The Grocer is citing figures indicating that multibuys used to have a share of around 30% of featured promotions a year earlier, while it has fallen to roughly 20% in 2016.
Interestingly, this move comes on the back of food inflation driven by the fall of the pound against major currencies (around -15% since the announcement of the referendum). Inflation has been very visible and not just in the high profile cases of Marmite or Toblerone. Private label products from foreign origin (or containing foreign ingredients) are equally affected by a fallen pound. Increasing costs of these products are making it harder to fight price wars and are affecting retailer's bottom lines.
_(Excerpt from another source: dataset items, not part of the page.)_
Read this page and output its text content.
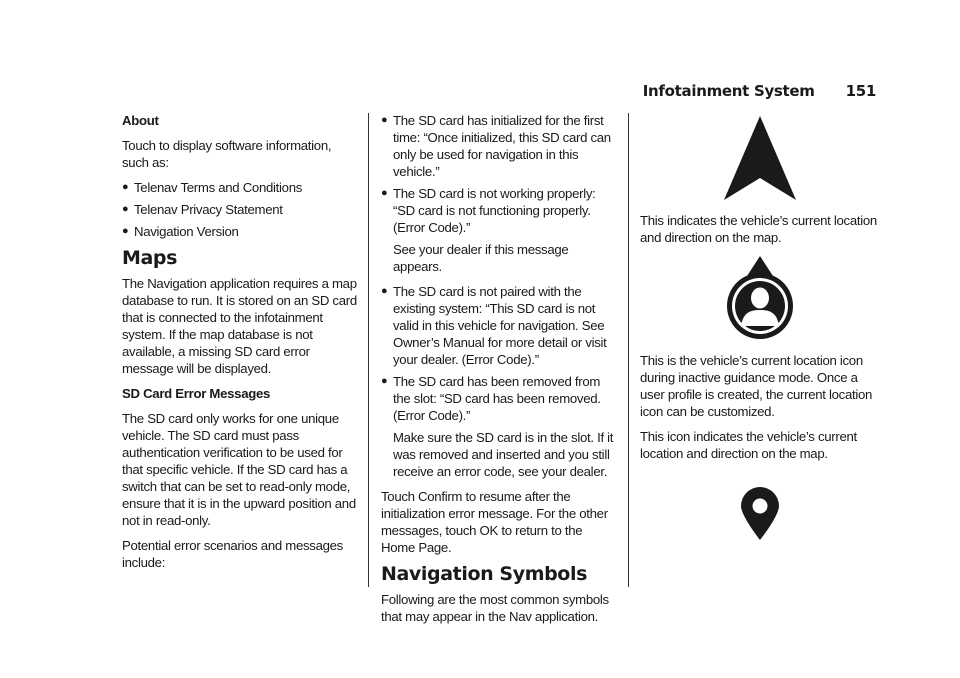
Infotainment System 151

About

Touch to display software information, such as:

● Telenav Terms and Conditions
● Telenav Privacy Statement
● Navigation Version
Maps

The Navigation application requires a map database to run. It is stored on an SD card that is connected to the infotainment system. If the map database is not available, a missing SD card error message will be displayed.

SD Card Error Messages

The SD card only works for one unique vehicle. The SD card must pass authentication verification to be used for that specific vehicle. If the SD card has a switch that can be set to read-only mode, ensure that it is in the upward position and not in read-only.

Potential error scenarios and messages include:

● The SD card has initialized for the first time: “Once initialized, this SD card can only be used for navigation in this vehicle.”
● The SD card is not working properly: “SD card is not functioning properly. (Error Code).”

See your dealer if this message appears.

● The SD card is not paired with the existing system: “This SD card is not valid in this vehicle for navigation. See Owner’s Manual for more detail or visit your dealer. (Error Code).”
● The SD card has been removed from the slot: “SD card has been removed. (Error Code).”

Make sure the SD card is in the slot. If it was removed and inserted and you still receive an error code, see your dealer.

Touch Confirm to resume after the initialization error message. For the other messages, touch OK to return to the Home Page.

Navigation Symbols

Following are the most common symbols that may appear in the Nav application.

This indicates the vehicle’s current location and direction on the map.

This is the vehicle’s current location icon during inactive guidance mode. Once a user profile is created, the current location icon can be customized.

This icon indicates the vehicle’s current location and direction on the map.
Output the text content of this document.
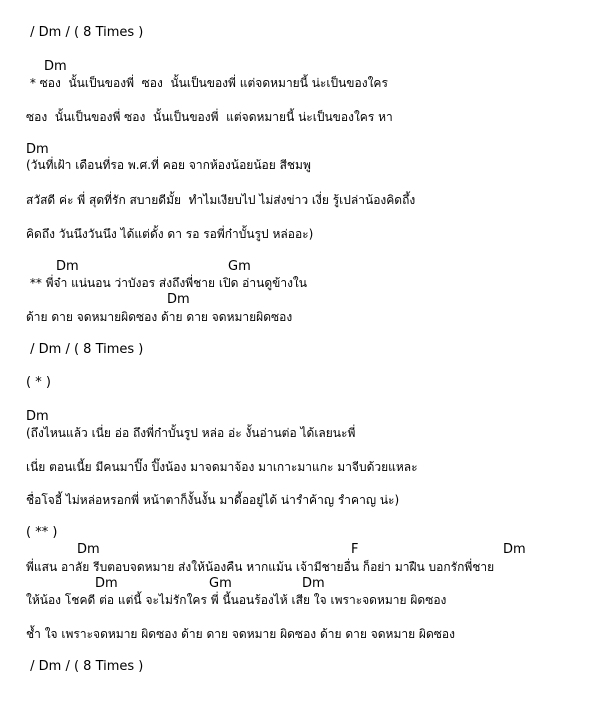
/ Dm / ( 8 Times )
Dm
* ซอง  นั้นเป็นของพี่  ซอง  นั้นเป็นของพี่ แต่จดหมายนี้ น่ะเป็นของใคร
ซอง  นั้นเป็นของพี่ ซอง  นั้นเป็นของพี่  แต่จดหมายนี้ น่ะเป็นของใคร หา
Dm
(วันที่เฝ้า เดือนที่รอ พ.ศ.ที่ คอย จากห้องน้อยน้อย สีชมพู
สวัสดี ค่ะ พี่ สุดที่รัก สบายดีมั้ย  ทำไมเงียบไป ไม่ส่งข่าว เงี่ย รู้เปล่าน้องคิดถึ้ง
คิดถึง วันนึงวันนึง ได้แต่ดั้ง ดา รอ รอพี่ก๋าบั้นรูป หล่ออะ)
Dm	Gm
** พี่จ๋า แน่นอน ว่าบังอร ส่งถึงพี่ชาย เปิด อ่านดูข้างใน
Dm
ด้าย ดาย จดหมายผิดซอง ด้าย ดาย จดหมายผิดซอง
/ Dm / ( 8 Times )
( * )
Dm
(ถึงไหนแล้ว เนี่ย อ่อ ถึงพี่ก๋าบั้นรูป หล่อ อ่ะ งั้นอ่านต่อ ได้เลยนะพี่
เนี่ย ตอนเนี้ย มีคนมาปิ๊ง ปิ๊งน้อง มาจดมาจ้อง มาเกาะมาแกะ มาจีบด้วยแหละ
ชื่อโจอี้ ไม่หล่อหรอกพี่ หน้าตาก็งั้นงั้น มาดี้ออยู่ได้ น่ารำค้าญ รำคาญ น่ะ)
( ** )
Dm	F	Dm
พี่แสน อาลัย รีบตอบจดหมาย ส่งให้น้องคืน หากแม้น เจ้ามีชายอื่น ก็อย่า มาฝืน บอกรักพี่ชาย
Dm	Gm	Dm
ให้น้อง โชคดี ต่อ แต่นี้ จะไม่รักใคร พี่ นี้นอนร้องไห้ เสีย ใจ เพราะจดหมาย ผิดซอง
ช้ำ ใจ เพราะจดหมาย ผิดซอง ด้าย ดาย จดหมาย ผิดซอง ด้าย ดาย จดหมาย ผิดซอง
/ Dm / ( 8 Times )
Single unit promotions to the rescue!
Single unit price promotions help to keep prices low and have suppliers pay for it. The mechanic lowers the price, albeit temporarily, for all shoppers: shoppers who buy regularly in the category as well as those who enter the category thanks to the promotion; shoppers loyal to your brand as well as those who normally buy a competing brand; shoppers who had planned to buy the promoted product and pay full price anyway as well as those who are truly seduced by the offer.
The biggest efficiency drain of promotions is putting discounts in the hands of shoppers who gladly would have paid full price. The ones planning to buy your product but finding themselves lucky finding to buy it on promo. It is called subsidisation and the single unit mechanic is the worst possible kind. Shoppers should be rewarded with a discount in return for changing (upgrading) their behaviour.
The better alternative to multibuys is no promotions at all. Single unit promotions make the economics worse, not better. However, while it lasts, shoppers can only benefit from it - at the expense of loyalty and the overall commercial sustainability of the industry.